While all this might be true, I have some reservations about dynamically pulling pieces of the operating system to build your final application image. Unikernel System via their tools claim to have solved that dependency nightmare. For the sake of argument if we accept that have been able to solve dynamic dependencies between modules, a lot of these operating systems have been rewritten to the ground up which begs the questions about stability. Additionally, these unikernels don’t have a traditional kernel or protected layer meaning that the application has full access all the way down the stack. Think about the security ramifications of this design.

It seems like unikernels are at odds with what Ubuntu Core decided to do which was just create a common minimal operating system using the same exact libraries we have been using for decades to run cloud and embedded applications. I think I prefer the Ubuntu Core design, but I have a feeling the hype and backing of Docker’s marketing machine might smash that idea.

Jérôme Petazzoni of Docker, Amir Chaudhry and Richard Mortier of Unikernel Systems

Mentoring in Open Source

I attended the Dent the Universe: Mentoring in Open Source session after a fellow coworker was interested in but was unable to attend SCaLE. I was pleasantly surprised with both the content of the discussion as well as the make up of the audience. The audience had a mix of gender, race, backgrounds, and also age… as in there were teens, toddlers, and babies in the audience (pretty sure the babies didn’t really follow was was going on).

The upshot of the session is that relationships between mentors and mentees bring forth a sense of community like what we see in the open source world. Its a platform for exchanging ideas similar to a meetup but on an individual 1 on 1 setting. There are many open source projects and organizations out there that have mentoring programs included by not limited to: Google, Apache, Fedora, and Ubuntu. The session covered what mentors are and aren’t, how you build that relationship, the dedication that mentors need to have, and even how mentees might go about getting a mentor. Of all the sessions that I did sit in on, I have to say I took the most amount of notes in this one… maybe it was because the subject matter was so different, but nonetheless this was definitely an excellent session and was well worth the time.
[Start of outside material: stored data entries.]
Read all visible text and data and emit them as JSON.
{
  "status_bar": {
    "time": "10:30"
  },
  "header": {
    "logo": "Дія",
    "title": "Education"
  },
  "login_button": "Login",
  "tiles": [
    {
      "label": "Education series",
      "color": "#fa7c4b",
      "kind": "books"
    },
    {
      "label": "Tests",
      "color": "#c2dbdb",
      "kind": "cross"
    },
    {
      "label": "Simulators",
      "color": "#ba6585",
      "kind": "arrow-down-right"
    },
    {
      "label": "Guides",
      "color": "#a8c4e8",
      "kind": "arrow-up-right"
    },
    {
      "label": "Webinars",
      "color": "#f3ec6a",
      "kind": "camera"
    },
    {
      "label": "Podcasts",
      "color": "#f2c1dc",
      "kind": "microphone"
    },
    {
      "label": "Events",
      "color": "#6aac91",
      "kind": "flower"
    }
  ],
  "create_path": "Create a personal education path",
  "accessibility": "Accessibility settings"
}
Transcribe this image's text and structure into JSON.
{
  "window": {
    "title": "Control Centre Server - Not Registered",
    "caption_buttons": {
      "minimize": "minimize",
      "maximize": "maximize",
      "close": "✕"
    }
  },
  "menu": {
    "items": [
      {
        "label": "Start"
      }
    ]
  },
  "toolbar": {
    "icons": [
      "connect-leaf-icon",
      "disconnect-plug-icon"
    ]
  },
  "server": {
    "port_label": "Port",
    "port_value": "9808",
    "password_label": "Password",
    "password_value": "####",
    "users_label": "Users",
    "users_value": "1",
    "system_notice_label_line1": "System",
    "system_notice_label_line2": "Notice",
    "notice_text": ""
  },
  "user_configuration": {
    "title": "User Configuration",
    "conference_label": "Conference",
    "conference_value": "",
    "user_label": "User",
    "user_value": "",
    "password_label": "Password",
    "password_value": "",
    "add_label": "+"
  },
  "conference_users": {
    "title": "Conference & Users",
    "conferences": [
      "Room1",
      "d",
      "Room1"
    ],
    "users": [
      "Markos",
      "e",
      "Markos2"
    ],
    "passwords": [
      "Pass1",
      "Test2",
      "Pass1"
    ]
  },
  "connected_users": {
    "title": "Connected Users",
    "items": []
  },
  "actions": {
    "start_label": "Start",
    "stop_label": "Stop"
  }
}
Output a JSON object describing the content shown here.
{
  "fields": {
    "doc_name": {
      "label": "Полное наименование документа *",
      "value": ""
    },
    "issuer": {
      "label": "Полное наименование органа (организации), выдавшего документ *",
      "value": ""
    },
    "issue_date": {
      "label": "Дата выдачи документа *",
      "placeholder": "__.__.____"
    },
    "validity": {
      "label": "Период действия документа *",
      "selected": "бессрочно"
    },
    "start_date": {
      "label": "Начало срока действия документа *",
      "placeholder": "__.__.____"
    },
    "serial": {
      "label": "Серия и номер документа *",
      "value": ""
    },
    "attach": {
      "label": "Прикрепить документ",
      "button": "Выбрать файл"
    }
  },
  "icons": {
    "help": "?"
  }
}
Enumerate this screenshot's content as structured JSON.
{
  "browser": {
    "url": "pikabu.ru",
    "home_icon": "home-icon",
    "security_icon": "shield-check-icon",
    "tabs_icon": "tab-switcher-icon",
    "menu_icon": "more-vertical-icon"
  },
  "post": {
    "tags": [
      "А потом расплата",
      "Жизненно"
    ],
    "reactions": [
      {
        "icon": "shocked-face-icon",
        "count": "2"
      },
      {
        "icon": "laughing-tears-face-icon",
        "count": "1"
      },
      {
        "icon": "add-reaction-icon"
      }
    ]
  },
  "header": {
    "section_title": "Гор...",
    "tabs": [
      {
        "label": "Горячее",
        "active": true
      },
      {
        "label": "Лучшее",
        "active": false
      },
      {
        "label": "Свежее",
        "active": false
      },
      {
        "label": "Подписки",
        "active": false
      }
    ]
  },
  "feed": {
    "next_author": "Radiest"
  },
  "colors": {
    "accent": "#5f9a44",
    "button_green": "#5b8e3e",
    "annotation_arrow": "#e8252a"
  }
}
Nomad, a Golang Cluster Scheduler

I just want to give a quick mention about the Nomad – An introduction to Cluster Schedulers session. I found the overall design of Nomad intriguing based on the claimed feature set. Nomad is a HashiCorp project which if you don’t know who HashiCorp is, they are the ones who brought you projects like Vagrant and Consul. Nomad is written in Golang and supports scheduling for virtual infrastructure, Docker, Java applications, and etc. They have support for Global and Local cluster regions (think multi-datacenter support) and has facilities for deploying, scaling, rolling updates, load balancing, integrates with Consul and more. Although it seems like scale isn’t their strong suit as the presenter only believes the stress testing has only been done on 100 or so nodes; however, Nomad might be a good enough solution for a mid-sized business. I will be keeping on eye on this considering the success that HashiCorp has had on their other projects.

Expo Floor at SCaLE x14


Overall, SCaLE was a great conference with veritable buffet of topics that can interest a wide variety of people who attend. Hell for the price, under $40 if you get in on a coupon code, you can’t beat the value for the level of information in the sessions and the discussions had with the many attendees and speakers. I would definitely recommend checking out this conference next year and if you can convince your employer to fund the trip or if you can’t and have the spare time and (not much) cash to come on your own dime, its definitely a worth while experience.